NFL guidelines require that the principal owner put up at least 30% of the purchase price in cash. Moreover, each team has a debt limit of $350 million. That means that, at current valuations, a would-be buyer would have to shell out at least $600 million (and usually more) and then pursue limited partners for much of the rest. It's difficult to find people willing to fork over tens or hundreds of millions of dollars for a noncontrolling stake in a franchise.
The rules make buying an NFL team difficult even for billionaires like Ben Navarro, who founded Sherman Financial Group, and Alan Kestenbaum, who made his fortune turning around metals and mining companies.
Both unsuccessfully pursued the Panthers, which according to the latest Forbes rankings are worth $2.4 billion. There are only so many people like Tepper, who can cut the check, as sports bankers like to say. Tepper has a net worth of $11.4 billion, according to the Bloomberg Billionaires Index.
The NFL sought input on possible changes from a quartet of firms that have in various capacities participated in its franchise sales: Allen & Co., Inner Circle Sports, PJT Partners and Proskauer Rose.
The league's owners last year bandied about many ideas, including a bump in the amount of debt a would-be buyer could take on, but they made only one significant alteration: the elimination of the cross-ownership rule that banned owning non-NFL teams in markets containing other NFL teams.
The change, for instance, would allow Los Angeles Clippers owner and former Microsoft Corp. Chief Executive Officer Steve Ballmer to buy the Seattle Seahawks should the estate of Paul Allen decide to sell. Ballmer has a net worth of $51.1 billion, according to the Bloomberg Billionaires Index.
There's also some discussion about loosening the prohibition against NFL owners also holding stakes in gambling companies.

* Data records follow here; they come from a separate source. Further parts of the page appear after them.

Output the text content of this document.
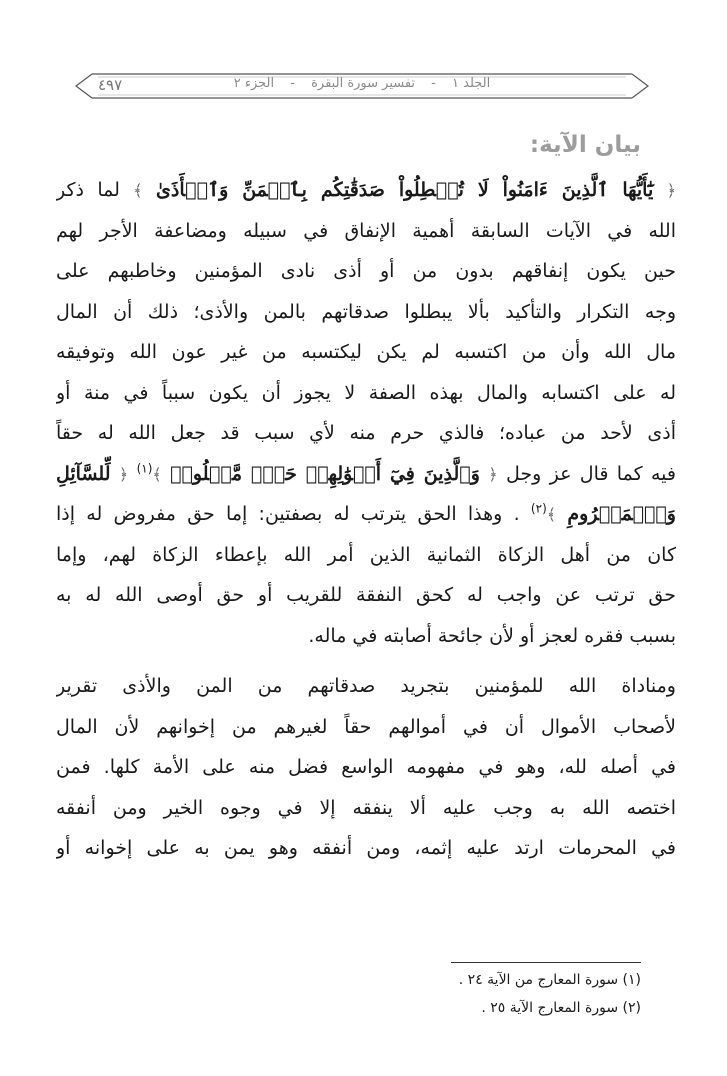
الجلد ١ - تفسير سورة البقرة - الجزء ٢
٤٩٧
بيان الآية:
﴿ يَٰٓأَيُّهَا ٱلَّذِينَ ءَامَنُواْ لَا تُبۡطِلُواْ صَدَقَٰتِكُم بِٱلۡمَنِّ وَٱلۡأَذَىٰ ﴾ لما ذكر
الله في الآيات السابقة أهمية الإنفاق في سبيله ومضاعفة الأجر لهم
حين يكون إنفاقهم بدون من أو أذى نادى المؤمنين وخاطبهم على
وجه التكرار والتأكيد بألا يبطلوا صدقاتهم بالمن والأذى؛ ذلك أن المال
مال الله وأن من اكتسبه لم يكن ليكتسبه من غير عون الله وتوفيقه
له على اكتسابه والمال بهذه الصفة لا يجوز أن يكون سبباً في منة أو
أذى لأحد من عباده؛ فالذي حرم منه لأي سبب قد جعل الله له حقاً
فيه كما قال عز وجل ﴿ وَٱلَّذِينَ فِيٓ أَمۡوَٰلِهِمۡ حَقّٞ مَّعۡلُومٞ ﴾$^{(١)}$ ﴿ لِّلسَّآئِلِ
وَٱلۡمَحۡرُومِ ﴾$^{(٢)}$ . وهذا الحق يترتب له بصفتين: إما حق مفروض له إذا
كان من أهل الزكاة الثمانية الذين أمر الله بإعطاء الزكاة لهم، وإما
حق ترتب عن واجب له كحق النفقة للقريب أو حق أوصى الله له به
بسبب فقره لعجز أو لأن جائحة أصابته في ماله.
ومناداة الله للمؤمنين بتجريد صدقاتهم من المن والأذى تقرير
لأصحاب الأموال أن في أموالهم حقاً لغيرهم من إخوانهم لأن المال
في أصله لله، وهو في مفهومه الواسع فضل منه على الأمة كلها. فمن
اختصه الله به وجب عليه ألا ينفقه إلا في وجوه الخير ومن أنفقه
في المحرمات ارتد عليه إثمه، ومن أنفقه وهو يمن به على إخوانه أو
(١) سورة المعارج من الآية ٢٤ .
(٢) سورة المعارج الآية ٢٥ .
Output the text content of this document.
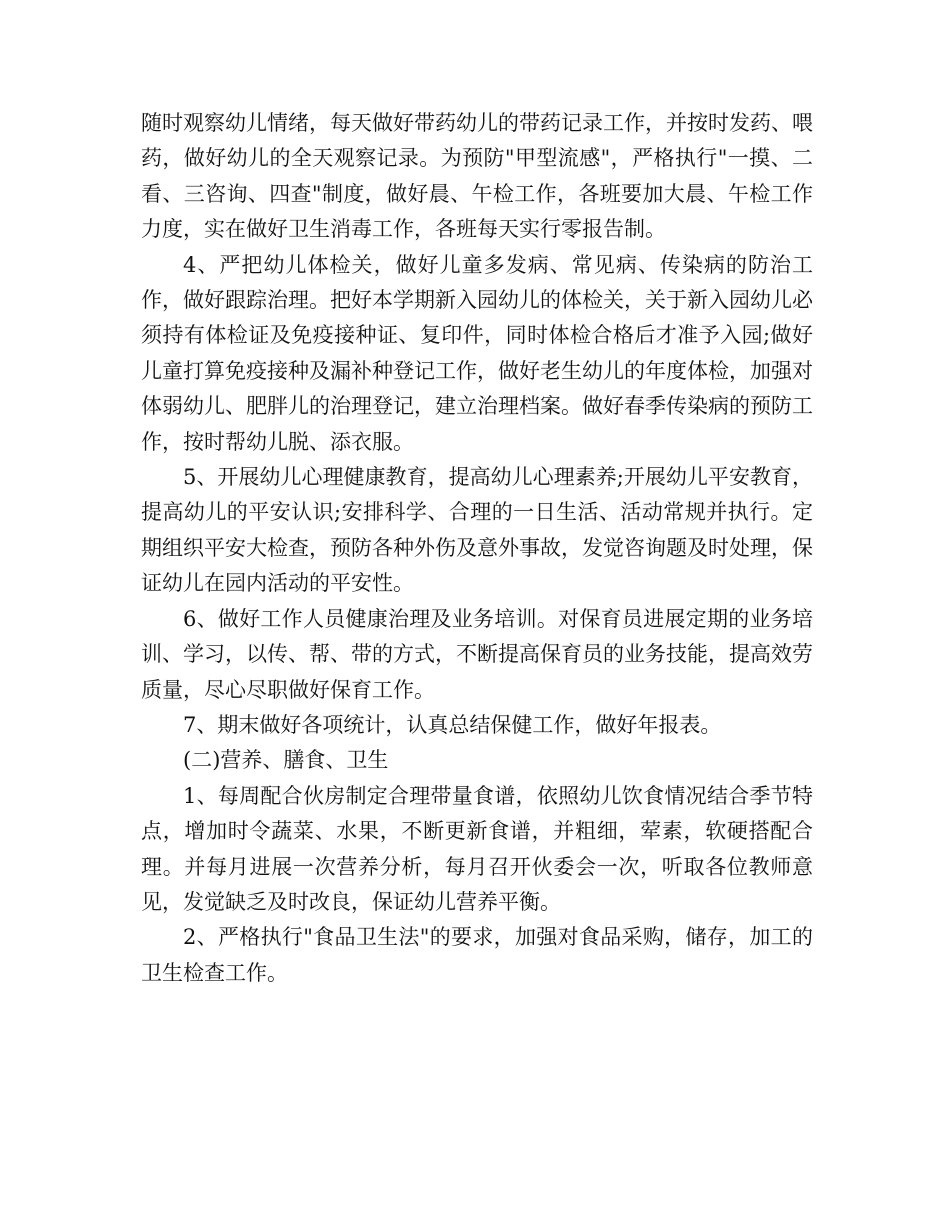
随时观察幼儿情绪，每天做好带药幼儿的带药记录工作，并按时发药、喂药，做好幼儿的全天观察记录。为预防"甲型流感"，严格执行"一摸、二看、三咨询、四查"制度，做好晨、午检工作，各班要加大晨、午检工作力度，实在做好卫生消毒工作，各班每天实行零报告制。

4、严把幼儿体检关，做好儿童多发病、常见病、传染病的防治工作，做好跟踪治理。把好本学期新入园幼儿的体检关，关于新入园幼儿必须持有体检证及免疫接种证、复印件，同时体检合格后才准予入园;做好儿童打算免疫接种及漏补种登记工作，做好老生幼儿的年度体检，加强对体弱幼儿、肥胖儿的治理登记，建立治理档案。做好春季传染病的预防工作，按时帮幼儿脱、添衣服。

5、开展幼儿心理健康教育，提高幼儿心理素养;开展幼儿平安教育，提高幼儿的平安认识;安排科学、合理的一日生活、活动常规并执行。定期组织平安大检查，预防各种外伤及意外事故，发觉咨询题及时处理，保证幼儿在园内活动的平安性。

6、做好工作人员健康治理及业务培训。对保育员进展定期的业务培训、学习，以传、帮、带的方式，不断提高保育员的业务技能，提高效劳质量，尽心尽职做好保育工作。

7、期末做好各项统计，认真总结保健工作，做好年报表。

(二)营养、膳食、卫生

1、每周配合伙房制定合理带量食谱，依照幼儿饮食情况结合季节特点，增加时令蔬菜、水果，不断更新食谱，并粗细，荤素，软硬搭配合理。并每月进展一次营养分析，每月召开伙委会一次，听取各位教师意见，发觉缺乏及时改良，保证幼儿营养平衡。

2、严格执行"食品卫生法"的要求，加强对食品采购，储存，加工的卫生检查工作。
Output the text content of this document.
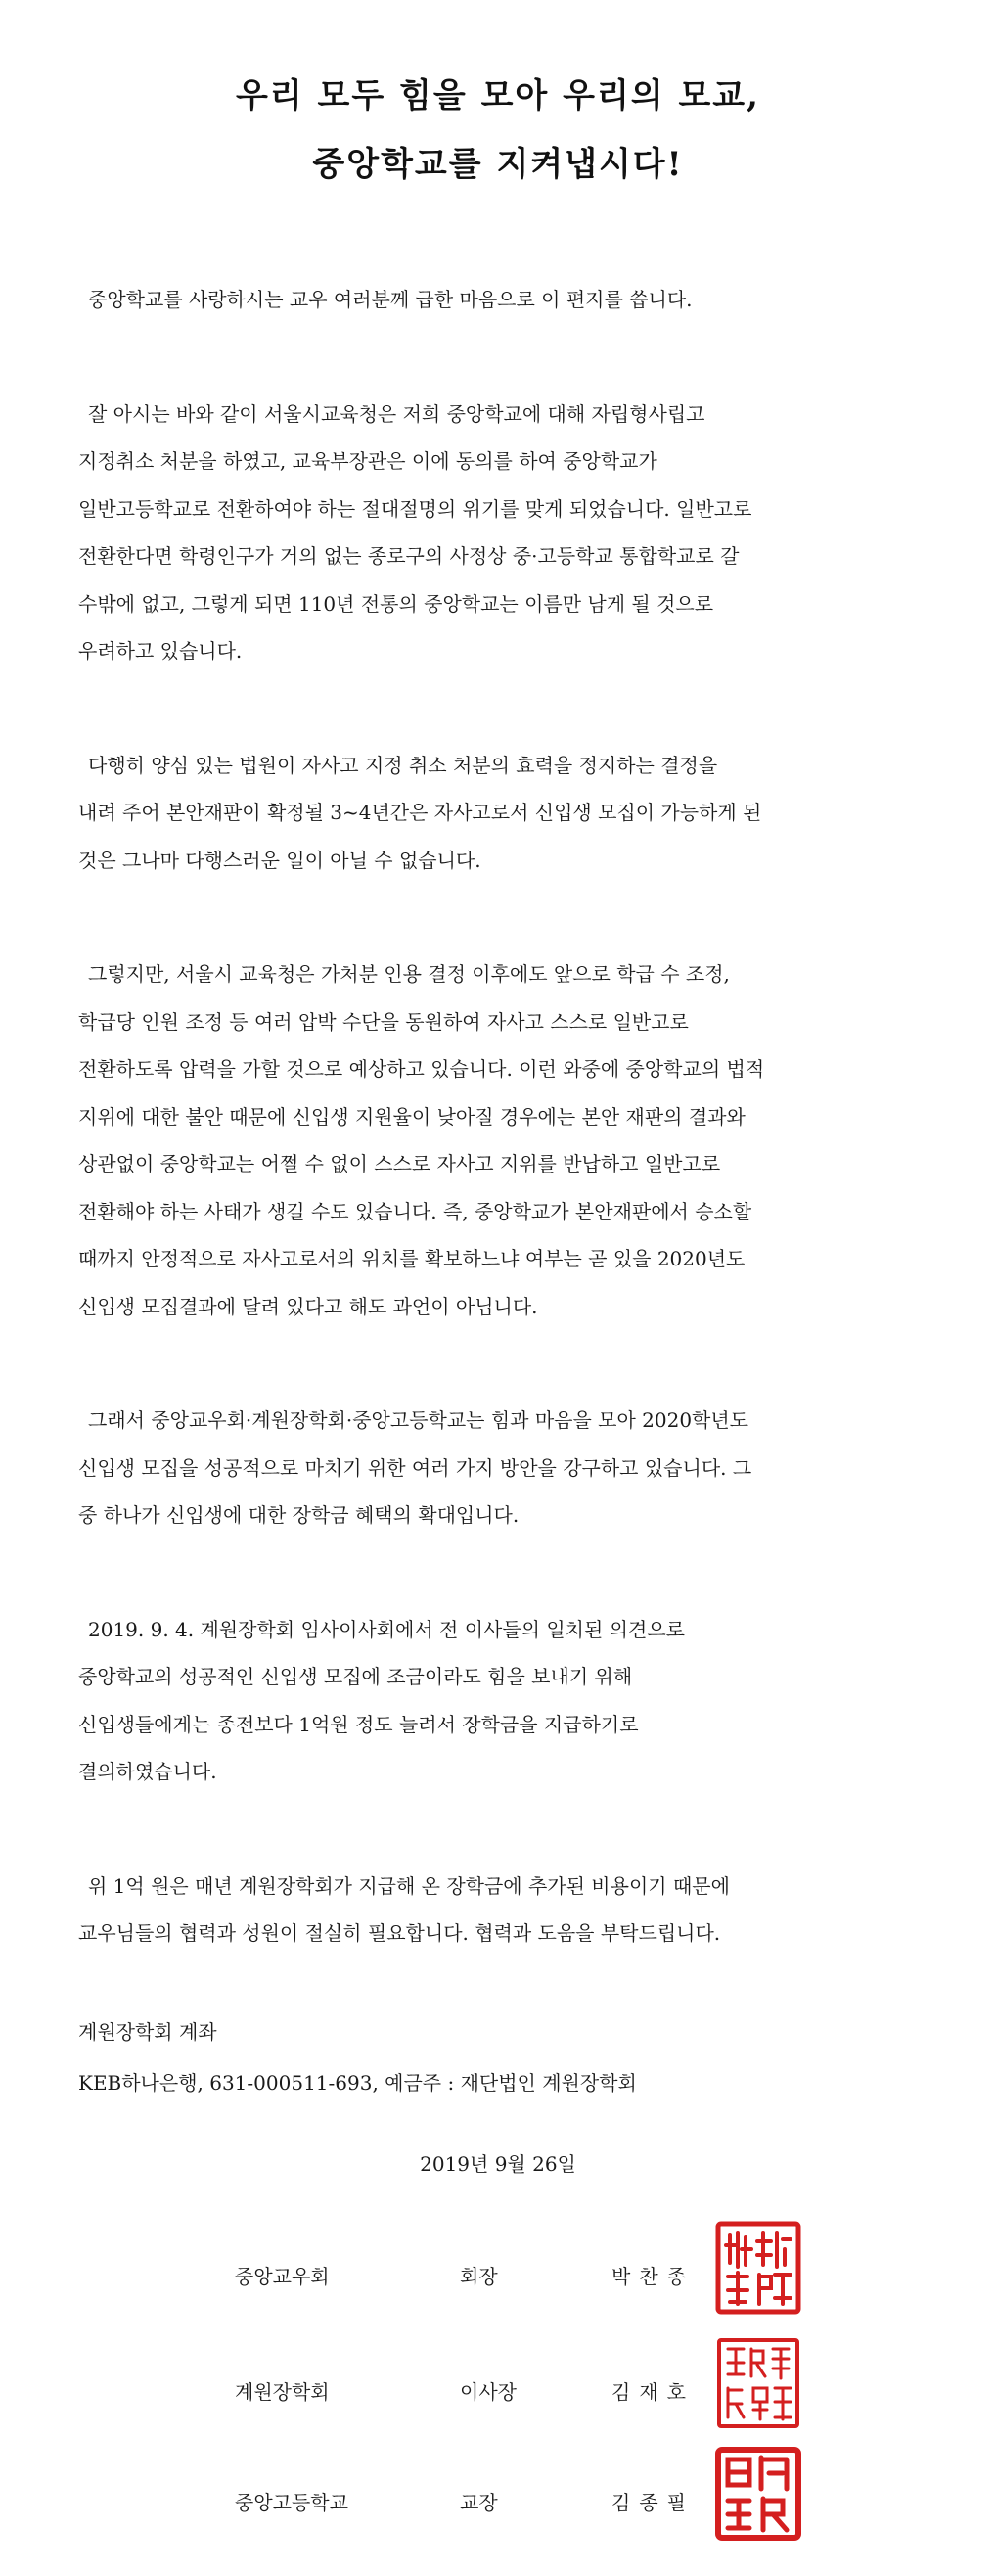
우리 모두 힘을 모아 우리의 모교,
중앙학교를 지켜냅시다!

중앙학교를 사랑하시는 교우 여러분께 급한 마음으로 이 편지를 씁니다.

잘 아시는 바와 같이 서울시교육청은 저희 중앙학교에 대해 자립형사립고
지정취소 처분을 하였고, 교육부장관은 이에 동의를 하여 중앙학교가
일반고등학교로 전환하여야 하는 절대절명의 위기를 맞게 되었습니다. 일반고로
전환한다면 학령인구가 거의 없는 종로구의 사정상 중·고등학교 통합학교로 갈
수밖에 없고, 그렇게 되면 110년 전통의 중앙학교는 이름만 남게 될 것으로
우려하고 있습니다.

다행히 양심 있는 법원이 자사고 지정 취소 처분의 효력을 정지하는 결정을
내려 주어 본안재판이 확정될 3~4년간은 자사고로서 신입생 모집이 가능하게 된
것은 그나마 다행스러운 일이 아닐 수 없습니다.

그렇지만, 서울시 교육청은 가처분 인용 결정 이후에도 앞으로 학급 수 조정,
학급당 인원 조정 등 여러 압박 수단을 동원하여 자사고 스스로 일반고로
전환하도록 압력을 가할 것으로 예상하고 있습니다. 이런 와중에 중앙학교의 법적
지위에 대한 불안 때문에 신입생 지원율이 낮아질 경우에는 본안 재판의 결과와
상관없이 중앙학교는 어쩔 수 없이 스스로 자사고 지위를 반납하고 일반고로
전환해야 하는 사태가 생길 수도 있습니다. 즉, 중앙학교가 본안재판에서 승소할
때까지 안정적으로 자사고로서의 위치를 확보하느냐 여부는 곧 있을 2020년도
신입생 모집결과에 달려 있다고 해도 과언이 아닙니다.

그래서 중앙교우회·계원장학회·중앙고등학교는 힘과 마음을 모아 2020학년도
신입생 모집을 성공적으로 마치기 위한 여러 가지 방안을 강구하고 있습니다. 그
중 하나가 신입생에 대한 장학금 혜택의 확대입니다.

2019. 9. 4. 계원장학회 임사이사회에서 전 이사들의 일치된 의견으로
중앙학교의 성공적인 신입생 모집에 조금이라도 힘을 보내기 위해
신입생들에게는 종전보다 1억원 정도 늘려서 장학금을 지급하기로
결의하였습니다.

위 1억 원은 매년 계원장학회가 지급해 온 장학금에 추가된 비용이기 때문에
교우님들의 협력과 성원이 절실히 필요합니다. 협력과 도움을 부탁드립니다.

계원장학회 계좌
KEB하나은행, 631-000511-693, 예금주 : 재단법인 계원장학회
2019년 9월 26일
중앙교우회	회장	박찬종
계원장학회	이사장	김재호
중앙고등학교	교장	김종필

That alteration might clear the path for Frank and Lorenzo Fertitta, who sold UFC for $4 billion and have talked openly of their desire to pursue an NFL team.
"The ownership policy is something we evaluate on a consistent basis," NFL Commissioner Roger Goodell said in an interview, declining to discuss specifics. He said the league has made changes to its policy at least once a year for the past 20 years.
"They usually are reflecting changes in the environment," he said.
Some of the other ideas under consideration have to do with procedure, not policy. For instance, one suggestion calls for would-be buyers to be given time to move money around before any bid deadlines are given or any official bid process begins.
A process like that would help someone like, say, Navarro to compete in an auction against a deeper-pocketed adversary by giving him more time to free up cash.
Navarro didn't return a message left at his office seeking comment on NFL ownership rules.
The NFL, as the consultant Ganis intimated, isn't the only league examining ownership issues brought on, in part, by the boom in valuations. The NBA, for example, is mulling the creation of an investment vehicle that would buy minority shares of individual teams. When limited partners, or LPs, want to sell their stakes, it can be hard to find takers - especially since the holdings usually come without much say in governance.
"As the value of franchises in the NFL and four other U.S. major leagues continues to escalate faster than the pool of qualified individual investors, it makes good sense for each of the leagues to consider ownership requirements and alternative sources of liquidity for both existing and prospective controlling owners," said Chuck Baker, co-chairman of the sports-industry practice of law firm O'Melveny & Myers and lead counsel on recent major pro-sports transactions.